At that JUG meeting I demonstrated the Javelin Stamp displaying the temperature from a DS1620 IC on an array of 7-segment LEDs and dumping to System.out, which on the Stamp is a serial port.I mostly use the Javelin Stamp to prototype an application with unfamiliar hardware due to its easy serial-port based progamming and source-level debugging, and because I can write OO code for similar yet slightly different devices (e.g. for 7-segment LED displays that are direct pin to pin, via BCD-to-7-segment IC, or via serial-to-parallel-to-7-segment IC), varying driver code implementation while keeping the interface fixed. It also comes with a nice assortment of Java library code for exploiting the Stamp’s hardware features.
I wasn’t quite ready to demonstrate the DS TINI during the JUG meeting, but have experimented further since.
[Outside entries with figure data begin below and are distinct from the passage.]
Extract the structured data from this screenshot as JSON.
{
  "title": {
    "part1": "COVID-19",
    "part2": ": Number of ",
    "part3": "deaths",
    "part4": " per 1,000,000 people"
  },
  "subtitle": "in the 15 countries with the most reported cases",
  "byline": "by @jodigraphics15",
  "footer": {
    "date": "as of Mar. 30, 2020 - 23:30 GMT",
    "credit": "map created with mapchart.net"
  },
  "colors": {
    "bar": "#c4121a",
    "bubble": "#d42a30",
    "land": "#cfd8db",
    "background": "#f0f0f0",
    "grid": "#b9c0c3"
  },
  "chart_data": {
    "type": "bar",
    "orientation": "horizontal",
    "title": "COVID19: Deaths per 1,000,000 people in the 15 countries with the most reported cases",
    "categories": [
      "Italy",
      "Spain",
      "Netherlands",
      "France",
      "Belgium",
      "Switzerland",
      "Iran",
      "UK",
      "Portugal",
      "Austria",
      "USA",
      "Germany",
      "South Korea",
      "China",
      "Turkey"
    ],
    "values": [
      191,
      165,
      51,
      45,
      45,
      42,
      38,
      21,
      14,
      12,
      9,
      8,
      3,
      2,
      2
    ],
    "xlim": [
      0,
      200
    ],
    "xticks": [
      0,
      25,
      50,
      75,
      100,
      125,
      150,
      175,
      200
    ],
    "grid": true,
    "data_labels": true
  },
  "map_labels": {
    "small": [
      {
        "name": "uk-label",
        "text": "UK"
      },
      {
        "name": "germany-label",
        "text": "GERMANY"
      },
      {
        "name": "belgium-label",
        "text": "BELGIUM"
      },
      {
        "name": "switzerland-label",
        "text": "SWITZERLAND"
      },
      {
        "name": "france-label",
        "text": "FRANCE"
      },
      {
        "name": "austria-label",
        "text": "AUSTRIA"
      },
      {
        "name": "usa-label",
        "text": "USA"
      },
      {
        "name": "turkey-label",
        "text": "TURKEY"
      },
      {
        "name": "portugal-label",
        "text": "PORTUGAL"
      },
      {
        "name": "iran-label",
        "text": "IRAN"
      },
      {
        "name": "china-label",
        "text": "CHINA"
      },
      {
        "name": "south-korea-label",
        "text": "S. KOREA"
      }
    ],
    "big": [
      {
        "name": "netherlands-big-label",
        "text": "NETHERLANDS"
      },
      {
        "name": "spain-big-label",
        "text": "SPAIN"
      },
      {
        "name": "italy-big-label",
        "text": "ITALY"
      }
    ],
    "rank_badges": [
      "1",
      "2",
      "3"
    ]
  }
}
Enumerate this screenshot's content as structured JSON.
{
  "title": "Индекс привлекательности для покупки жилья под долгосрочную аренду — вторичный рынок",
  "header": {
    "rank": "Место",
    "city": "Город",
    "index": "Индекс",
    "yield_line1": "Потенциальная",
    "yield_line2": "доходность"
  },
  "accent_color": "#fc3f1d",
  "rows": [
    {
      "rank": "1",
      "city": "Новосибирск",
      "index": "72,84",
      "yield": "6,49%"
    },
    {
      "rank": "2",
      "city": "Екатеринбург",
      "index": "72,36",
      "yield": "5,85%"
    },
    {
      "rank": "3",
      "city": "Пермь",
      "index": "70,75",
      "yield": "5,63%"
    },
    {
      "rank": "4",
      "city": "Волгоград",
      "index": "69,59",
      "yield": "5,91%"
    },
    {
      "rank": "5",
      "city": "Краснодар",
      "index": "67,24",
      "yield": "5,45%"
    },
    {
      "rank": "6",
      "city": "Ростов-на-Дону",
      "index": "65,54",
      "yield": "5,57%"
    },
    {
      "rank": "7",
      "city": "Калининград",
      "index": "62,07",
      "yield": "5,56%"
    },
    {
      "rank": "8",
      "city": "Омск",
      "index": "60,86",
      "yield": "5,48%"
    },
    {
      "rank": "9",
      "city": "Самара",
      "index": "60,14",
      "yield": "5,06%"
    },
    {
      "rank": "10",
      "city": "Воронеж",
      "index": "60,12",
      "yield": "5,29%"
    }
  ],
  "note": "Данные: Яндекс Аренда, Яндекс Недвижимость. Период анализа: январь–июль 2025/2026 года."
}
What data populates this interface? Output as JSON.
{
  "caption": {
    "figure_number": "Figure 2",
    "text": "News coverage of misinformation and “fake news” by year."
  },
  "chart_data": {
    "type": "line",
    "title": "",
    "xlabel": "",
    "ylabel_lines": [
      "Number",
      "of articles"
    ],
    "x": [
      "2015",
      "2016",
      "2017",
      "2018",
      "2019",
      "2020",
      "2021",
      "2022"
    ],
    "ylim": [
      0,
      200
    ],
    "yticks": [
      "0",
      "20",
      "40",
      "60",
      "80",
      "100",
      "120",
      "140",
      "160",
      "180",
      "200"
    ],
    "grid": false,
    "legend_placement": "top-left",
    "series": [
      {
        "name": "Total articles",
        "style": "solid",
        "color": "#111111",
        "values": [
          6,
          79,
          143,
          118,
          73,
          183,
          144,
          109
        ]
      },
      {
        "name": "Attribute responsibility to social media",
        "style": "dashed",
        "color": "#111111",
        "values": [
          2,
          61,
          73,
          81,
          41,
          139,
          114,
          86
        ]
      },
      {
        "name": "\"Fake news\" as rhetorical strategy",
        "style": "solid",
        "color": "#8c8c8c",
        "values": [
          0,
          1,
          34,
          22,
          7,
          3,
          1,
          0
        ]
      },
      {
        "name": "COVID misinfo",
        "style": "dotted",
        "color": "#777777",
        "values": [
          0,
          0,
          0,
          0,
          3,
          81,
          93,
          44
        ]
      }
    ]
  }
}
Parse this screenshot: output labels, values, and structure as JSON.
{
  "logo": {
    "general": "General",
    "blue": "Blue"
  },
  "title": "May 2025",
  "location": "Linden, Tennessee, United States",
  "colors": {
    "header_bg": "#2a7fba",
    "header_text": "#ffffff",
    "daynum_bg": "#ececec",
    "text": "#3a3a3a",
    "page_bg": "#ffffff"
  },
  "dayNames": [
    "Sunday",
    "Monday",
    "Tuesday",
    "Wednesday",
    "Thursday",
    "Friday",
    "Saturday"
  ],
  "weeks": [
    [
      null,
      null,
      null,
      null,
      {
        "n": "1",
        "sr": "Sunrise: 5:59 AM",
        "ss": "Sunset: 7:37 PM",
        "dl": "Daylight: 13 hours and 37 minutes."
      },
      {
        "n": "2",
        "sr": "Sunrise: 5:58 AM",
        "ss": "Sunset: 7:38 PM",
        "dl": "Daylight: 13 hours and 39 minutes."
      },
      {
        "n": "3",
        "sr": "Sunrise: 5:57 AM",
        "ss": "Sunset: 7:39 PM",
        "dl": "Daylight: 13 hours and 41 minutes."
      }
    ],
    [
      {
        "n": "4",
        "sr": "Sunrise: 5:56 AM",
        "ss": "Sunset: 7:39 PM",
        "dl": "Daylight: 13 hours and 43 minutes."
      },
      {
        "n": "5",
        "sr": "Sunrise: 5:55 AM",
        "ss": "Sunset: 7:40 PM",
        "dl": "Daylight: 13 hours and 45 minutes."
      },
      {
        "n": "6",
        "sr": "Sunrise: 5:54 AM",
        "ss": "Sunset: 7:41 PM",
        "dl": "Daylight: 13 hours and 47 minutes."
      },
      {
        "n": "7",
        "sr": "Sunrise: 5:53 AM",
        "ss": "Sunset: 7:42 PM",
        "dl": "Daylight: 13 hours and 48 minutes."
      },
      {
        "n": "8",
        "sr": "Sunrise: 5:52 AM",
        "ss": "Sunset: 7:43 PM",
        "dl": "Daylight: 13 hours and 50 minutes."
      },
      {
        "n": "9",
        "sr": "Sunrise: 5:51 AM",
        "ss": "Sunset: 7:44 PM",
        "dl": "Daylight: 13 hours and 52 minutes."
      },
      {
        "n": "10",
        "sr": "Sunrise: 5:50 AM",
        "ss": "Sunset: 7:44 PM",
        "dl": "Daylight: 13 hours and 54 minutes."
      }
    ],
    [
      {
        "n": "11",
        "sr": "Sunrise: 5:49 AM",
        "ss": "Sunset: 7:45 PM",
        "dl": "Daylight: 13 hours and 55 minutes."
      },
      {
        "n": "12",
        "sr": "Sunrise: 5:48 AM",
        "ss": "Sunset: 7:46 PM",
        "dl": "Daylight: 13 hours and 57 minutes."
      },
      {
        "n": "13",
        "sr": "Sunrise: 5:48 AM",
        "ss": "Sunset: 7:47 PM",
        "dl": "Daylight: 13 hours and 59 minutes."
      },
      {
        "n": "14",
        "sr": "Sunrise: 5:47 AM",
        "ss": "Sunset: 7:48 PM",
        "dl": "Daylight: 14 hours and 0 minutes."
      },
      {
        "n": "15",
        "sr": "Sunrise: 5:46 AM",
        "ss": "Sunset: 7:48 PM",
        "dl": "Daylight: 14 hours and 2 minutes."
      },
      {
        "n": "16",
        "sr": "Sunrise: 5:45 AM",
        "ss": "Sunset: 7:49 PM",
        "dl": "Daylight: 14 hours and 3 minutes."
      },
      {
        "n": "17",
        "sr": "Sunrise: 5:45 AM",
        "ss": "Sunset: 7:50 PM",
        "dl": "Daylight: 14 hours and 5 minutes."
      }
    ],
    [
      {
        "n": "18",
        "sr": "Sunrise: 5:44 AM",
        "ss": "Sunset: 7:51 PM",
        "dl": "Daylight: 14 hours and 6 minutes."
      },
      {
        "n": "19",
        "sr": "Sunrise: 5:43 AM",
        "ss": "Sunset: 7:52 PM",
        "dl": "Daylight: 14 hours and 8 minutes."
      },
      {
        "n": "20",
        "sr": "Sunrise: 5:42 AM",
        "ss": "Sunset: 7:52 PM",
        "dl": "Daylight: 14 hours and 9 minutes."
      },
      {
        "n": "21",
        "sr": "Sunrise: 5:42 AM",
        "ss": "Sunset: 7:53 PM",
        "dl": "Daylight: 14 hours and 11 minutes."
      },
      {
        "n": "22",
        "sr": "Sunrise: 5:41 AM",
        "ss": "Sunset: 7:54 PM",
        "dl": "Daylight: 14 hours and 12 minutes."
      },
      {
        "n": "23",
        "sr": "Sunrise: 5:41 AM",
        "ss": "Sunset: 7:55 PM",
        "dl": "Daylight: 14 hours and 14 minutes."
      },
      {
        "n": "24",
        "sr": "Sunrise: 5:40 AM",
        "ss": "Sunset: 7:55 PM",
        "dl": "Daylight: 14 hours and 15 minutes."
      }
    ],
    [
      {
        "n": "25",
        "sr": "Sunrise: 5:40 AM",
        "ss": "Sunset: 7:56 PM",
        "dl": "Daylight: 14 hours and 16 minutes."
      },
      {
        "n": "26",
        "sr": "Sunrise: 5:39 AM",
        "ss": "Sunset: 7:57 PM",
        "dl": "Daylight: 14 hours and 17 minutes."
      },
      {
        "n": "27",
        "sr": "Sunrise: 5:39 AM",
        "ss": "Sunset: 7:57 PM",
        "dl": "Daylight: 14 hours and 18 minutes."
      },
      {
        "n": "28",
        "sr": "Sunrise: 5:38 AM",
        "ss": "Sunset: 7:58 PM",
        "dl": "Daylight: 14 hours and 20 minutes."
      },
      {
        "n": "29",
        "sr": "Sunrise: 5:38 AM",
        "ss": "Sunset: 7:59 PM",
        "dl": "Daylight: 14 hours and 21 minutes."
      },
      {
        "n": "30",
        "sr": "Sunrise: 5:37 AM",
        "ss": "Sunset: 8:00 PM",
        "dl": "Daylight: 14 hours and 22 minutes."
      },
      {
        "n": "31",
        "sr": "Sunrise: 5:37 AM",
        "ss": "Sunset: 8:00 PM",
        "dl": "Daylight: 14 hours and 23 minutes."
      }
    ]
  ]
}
The TINI, like the Javelin Stamp has serial I/O, but in addition, physical interfaces for Ethernet, CAN bus, I2C, DS 1-wire, and iButton. It comes with a similarly rich set of Java libraries (along with the many of the standard Java 1.1.6 libraries including collections and network I/O) for working with its capabilities.
Here’s a link to a simple PLT Scheme (http://www.plt-scheme.org/) servlet (currently unavailable, Jan 2008) that connects to a Java server running on a DS TINI in my home with a DS18S20 temperature IC connected to its 1-wire adapter:
The TINI is suitable for more ambitious yet relatively resource-low projects. If you want to see even more resource-constrained Java, check out JavaCard for smartcards. I worked on a team that developed a JavaCard VM for a smartcard development and test tool in the late ’90s.Here’s an embedded.com article about some alternatives to C for embedded system development: Java and Ada.
So folks, Java is not just for the desktop or web/Enterprise, but also for the embedded space.